Secara fisik Indonesia menganut model konstitusi yang terkodifikasi (terhimpun/tertulis), tapi Indonesia juga mempraktikkan konstitusi tidak terkodifikasi dengan menerima praktik ketatanegaraan sebagai kebiasaan ketatanegaraan. Demikian dikemukakan oleh pakar hukum tata negara Saldi Isra, Selasa (26/11/2013), kepada kader dan pengurus Partai Keadilan Sejahtera. Saldi mengisi materi Konstitusi dan Konstitusionalisme di hari kedua Bimbingan Teknis Penyelesaian Perkara Perselisihan Hasil Pemilu Legislatif 2014 di Gedung Pusat Pendidikan dan Pelatihan Mahkamah Konstitusi (MK), Cisarua, Bogor, Jawa Barat.
Menurut Saldi, kebiasaan ketatanegaraan yang dikenal sebagai konvensi ketatanegaraan itu tidak boleh menyimpang dari konstitusi yang ada dan sifatnya hanya mengisi kekosongan hukum yang belum diatur dalam hukum tertulis dan sifatnya memperkaya hukum.
Dijelaskan oleh guru besar hukum tata negara Universitas Andalas Sumatra Barat tersebut bahwa konstitusi memuat tiga hal, yaitu lembaga negara apa saja yang dibutuhkan negara itu, hubungan satu lembaga negara dengan lembaga negara lain, dan bagaimana hubungan negara dalam konteks pemerintah dengan warga negaranya. Konstitusi harus ditempatkan sebagi produk hukum tertinggi dalam konteks hubungan bernegara. Kalau para penyelenggara mau membuat aturan yang lebih rendah dari konstitusi, secara substansial dan prosedural tidak boleh aturan tersebut bertentangan dengan konstitusi.
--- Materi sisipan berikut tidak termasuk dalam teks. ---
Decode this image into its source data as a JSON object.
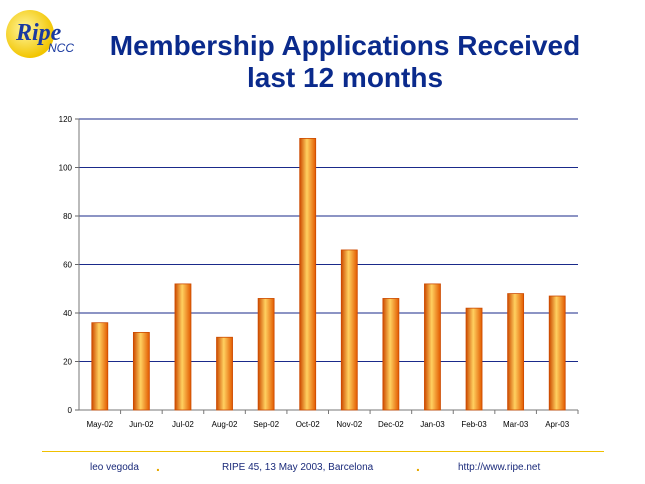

Walau dalam praktik sering terjadi penyimpangan-penyimpangan, maka dalam negara yang menerapkan prinsip negara hukum biasanya memiliki Mahkamah Konstitusi untuk mengawal konstitusi.
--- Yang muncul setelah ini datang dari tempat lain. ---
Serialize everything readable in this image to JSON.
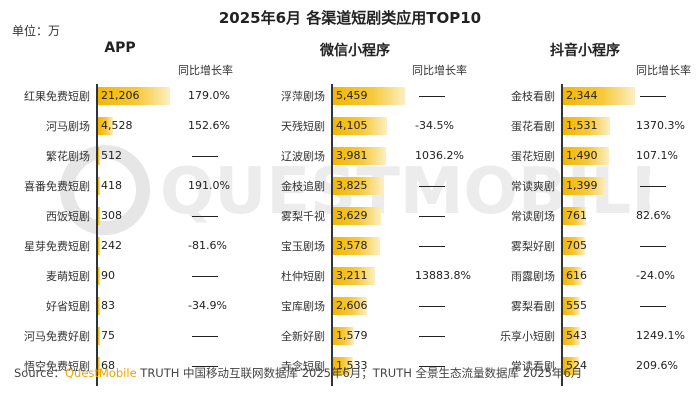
{
  "title": "2025年6月 各渠道短剧类应用TOP10",
  "unit_label": "单位：万",
  "growth_header": "同比增长率",
  "watermark": "QUESTMOBILE",
  "source": {
    "prefix": "Source：",
    "brand": "QuestMobile",
    "rest": " TRUTH 中国移动互联网数据库 2025年6月；TRUTH 全景生态流量数据库 2025年6月"
  },
  "colors": {
    "bar": "#f2b705",
    "text": "#222222"
  },
  "chart_data": [
    {
      "type": "bar",
      "title": "APP",
      "orientation": "horizontal",
      "categories": [
        "红果免费短剧",
        "河马剧场",
        "繁花剧场",
        "喜番免费短剧",
        "西饭短剧",
        "星芽免费短剧",
        "麦萌短剧",
        "好省短剧",
        "河马免费好剧",
        "悟空免费短剧"
      ],
      "values": [
        21206,
        4528,
        512,
        418,
        308,
        242,
        90,
        83,
        75,
        68
      ],
      "value_labels": [
        "21,206",
        "4,528",
        "512",
        "418",
        "308",
        "242",
        "90",
        "83",
        "75",
        "68"
      ],
      "growth": [
        "179.0%",
        "152.6%",
        "",
        "191.0%",
        "",
        "-81.6%",
        "",
        "-34.9%",
        "",
        ""
      ]
    },
    {
      "type": "bar",
      "title": "微信小程序",
      "orientation": "horizontal",
      "categories": [
        "浮萍剧场",
        "天残短剧",
        "辽波剧场",
        "金枝追剧",
        "雾梨千视",
        "宝玉剧场",
        "杜仲短剧",
        "宝库剧场",
        "全新好剧",
        "寺念短剧"
      ],
      "values": [
        5459,
        4105,
        3981,
        3825,
        3629,
        3578,
        3211,
        2606,
        1579,
        1533
      ],
      "value_labels": [
        "5,459",
        "4,105",
        "3,981",
        "3,825",
        "3,629",
        "3,578",
        "3,211",
        "2,606",
        "1,579",
        "1,533"
      ],
      "growth": [
        "",
        "-34.5%",
        "1036.2%",
        "",
        "",
        "",
        "13883.8%",
        "",
        "",
        ""
      ]
    },
    {
      "type": "bar",
      "title": "抖音小程序",
      "orientation": "horizontal",
      "categories": [
        "金枝看剧",
        "蛋花看剧",
        "蛋花短剧",
        "常读爽剧",
        "常读剧场",
        "雾梨好剧",
        "雨露剧场",
        "雾梨看剧",
        "乐享小短剧",
        "常读看剧"
      ],
      "values": [
        2344,
        1531,
        1490,
        1399,
        761,
        705,
        616,
        555,
        543,
        524
      ],
      "value_labels": [
        "2,344",
        "1,531",
        "1,490",
        "1,399",
        "761",
        "705",
        "616",
        "555",
        "543",
        "524"
      ],
      "growth": [
        "",
        "1370.3%",
        "107.1%",
        "",
        "82.6%",
        "",
        "-24.0%",
        "",
        "1249.1%",
        "209.6%"
      ]
    }
  ]
}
Membahas mengenai konstitusionalisme, Saldi mengutip pernyataan alm. Soetandyo Wignyosubroto yang mengatakan konstitusionalisme mirip kotak hitam pesawat. Jika terjadi peristiwa penting dan dibutuhkan informasi dasar sebagai rujukan atas peristiwa itu, maka kita harus membuka kotak hitam tersebut. Dengan kata lain konstitusionalisme adalah faham yang menempatkan konstitusi sebagai rujukan utama.
Lebih lanjut Saldi mengatakan, meski dalam konstitusi telah mengatur pembatasan-pembatasan, namun tetap saja tetap dilanggar, seperti adanya ambang batas minimal kursi di parlemen sebesar 20 persen atau minimal 25 persen dari suara nasional. Saldi berpendapat, Undang-Undang Dasar (UUD) tidak mengatur syarat tersebut, tapi kemudian ketentuan itu dimodifikasi sedemikian rupa, sehingga muncul syarat ambang batas minimal bagi partai politik yang mengusulkan calon presiden.
Melihat pada amandemen UUD 1945 yang telah dilakukan pada 1999-2002, Saldi menilai bangsa ini selalu melakukan perubahan ketika sedang marah. Menurutnya dalam melakukan perubahan konstitusi memang harus dilakukan dalam keadaan tenang. (Ilham/mh)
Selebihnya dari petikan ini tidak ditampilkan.